Может, стоит встретиться с Ульяном Мертвым и напрямую все спросить?
А что? Занимательная мысль.
В кабинет вошел Гонза. Мокрый как курица, вообразившая себя уткой.
– Там надолго? – спросил я.
– Пару часов поработают. Подмыло фундамент. От дождя уровень воды поднялся, вот и залило, – пояснил Кубинец, располагаясь на диване.
– Обивку испортишь, – сделал я замечание.
– Ничего. Нет сил переодеться, – отмахнулся Гонза.
– А можно сделать так, чтобы впредь в мой подвал не проникала вода? – рявкнул я.

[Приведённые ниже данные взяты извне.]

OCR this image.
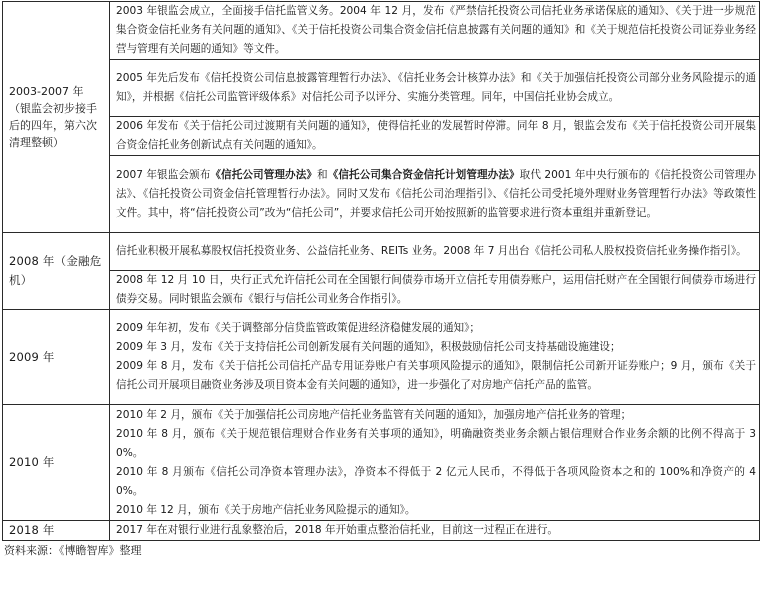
2003-2007 年（银监会初步接手后的四年，第六次清理整顿）	2003 年银监会成立，全面接手信托监管义务。2004 年 12 月，发布《严禁信托投资公司信托业务承诺保底的通知》、《关于进一步规范集合资金信托业务有关问题的通知》、《关于信托投资公司集合资金信托信息披露有关问题的通知》和《关于规范信托投资公司证券业务经营与管理有关问题的通知》等文件。
	2005 年先后发布《信托投资公司信息披露管理暂行办法》、《信托业务会计核算办法》和《关于加强信托投资公司部分业务风险提示的通知》，并根据《信托公司监管评级体系》对信托公司予以评分、实施分类管理。同年，中国信托业协会成立。
	2006 年发布《关于信托公司过渡期有关问题的通知》，使得信托业的发展暂时停滞。同年 8 月，银监会发布《关于信托投资公司开展集合资金信托业务创新试点有关问题的通知》。
	2007 年银监会颁布《信托公司管理办法》和《信托公司集合资金信托计划管理办法》取代 2001 年中央行颁布的《信托投资公司管理办法》、《信托投资公司资金信托管理暂行办法》。同时又发布《信托公司治理指引》、《信托公司受托境外理财业务管理暂行办法》等政策性文件。其中，将“信托投资公司”改为“信托公司”，并要求信托公司开始按照新的监管要求进行资本重组并重新登记。
2008 年（金融危机）	信托业积极开展私募股权信托投资业务、公益信托业务、REITs 业务。2008 年 7 月出台《信托公司私人股权投资信托业务操作指引》。
	2008 年 12 月 10 日，央行正式允许信托公司在全国银行间债券市场开立信托专用债券账户，运用信托财产在全国银行间债券市场进行债券交易。同时银监会颁布《银行与信托公司业务合作指引》。
2009 年	2009 年年初，发布《关于调整部分信贷监管政策促进经济稳健发展的通知》；
2009 年 3 月，发布《关于支持信托公司创新发展有关问题的通知》，积极鼓励信托公司支持基础设施建设；
2009 年 8 月，发布《关于信托公司信托产品专用证券账户有关事项风险提示的通知》，限制信托公司新开证券账户；9 月，颁布《关于信托公司开展项目融资业务涉及项目资本金有关问题的通知》，进一步强化了对房地产信托产品的监管。

2010 年	2010 年 2 月，颁布《关于加强信托公司房地产信托业务监管有关问题的通知》，加强房地产信托业务的管理；
2010 年 8 月，颁布《关于规范银信理财合作业务有关事项的通知》，明确融资类业务余额占银信理财合作业务余额的比例不得高于 30%。
2010 年 8 月颁布《信托公司净资本管理办法》，净资本不得低于 2 亿元人民币，不得低于各项风险资本之和的 100%和净资产的 40%。
2010 年 12 月，颁布《关于房地产信托业务风险提示的通知》。

2018 年	2017 年在对银行业进行乱象整治后，2018 年开始重点整治信托业，目前这一过程正在进行。
资料来源：《博瞻智库》整理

– Я профильтрую этот вопрос.
– Гонза, два вопроса к тебе: первое, когда будут готовы документы, которые ты кинул хакерам? Второй вопрос, когда мы завтракать будем?

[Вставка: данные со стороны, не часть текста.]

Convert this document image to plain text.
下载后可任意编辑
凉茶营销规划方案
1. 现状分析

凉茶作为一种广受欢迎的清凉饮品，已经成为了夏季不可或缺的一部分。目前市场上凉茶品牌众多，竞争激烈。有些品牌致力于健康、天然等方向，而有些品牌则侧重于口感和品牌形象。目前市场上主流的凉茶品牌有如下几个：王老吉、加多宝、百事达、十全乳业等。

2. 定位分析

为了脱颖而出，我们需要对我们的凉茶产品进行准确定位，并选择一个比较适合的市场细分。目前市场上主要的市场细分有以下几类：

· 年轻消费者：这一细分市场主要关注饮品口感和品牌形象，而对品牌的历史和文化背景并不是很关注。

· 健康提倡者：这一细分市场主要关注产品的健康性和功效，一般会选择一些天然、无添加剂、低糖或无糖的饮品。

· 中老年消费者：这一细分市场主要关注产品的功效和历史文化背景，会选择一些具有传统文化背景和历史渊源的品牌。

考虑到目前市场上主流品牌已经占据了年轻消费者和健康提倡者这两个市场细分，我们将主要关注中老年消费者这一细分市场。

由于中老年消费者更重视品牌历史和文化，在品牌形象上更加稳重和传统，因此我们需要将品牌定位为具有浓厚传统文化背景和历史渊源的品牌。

– Первое – сегодня позвоню, узнаю. Там какие‑то сложности. Второе – хоть сейчас. Только переоденусь.
Кубинец поднялся и покинул кабинет. Я последовал за ним, но избрал целью своего путешествия столовую. Только, похоже, сегодня мне суждено было остаться голодным.
Лишь я показался в холле, взревел звонок входной двери.
– Кого еще принесло? – разворчался я.
– Крабов с ордером вернулся, – подал идею Кубинец, скрываясь на втором этаже.
– Как раз к завтраку, – обрадовался почему‑то я.
В сущности Петр Петрович был милейшей души человеком, если не контактировать с ним на профессиональном поле.
Я завозился с замком, открыл дверь и тут же получил мощную струю какой‑то дряни в лицо. Не успев остановиться, я вздохнул и почувствовал, как голова теряет контакт с остальным телом. Дрянь была едкой, тошнотворной. Оставалось надеяться, что это не дих‑лофос и не боевое отравляющее вещество. Мозг закачался на качелях нервов, и я ощутил, как теряю контакт с реальностью.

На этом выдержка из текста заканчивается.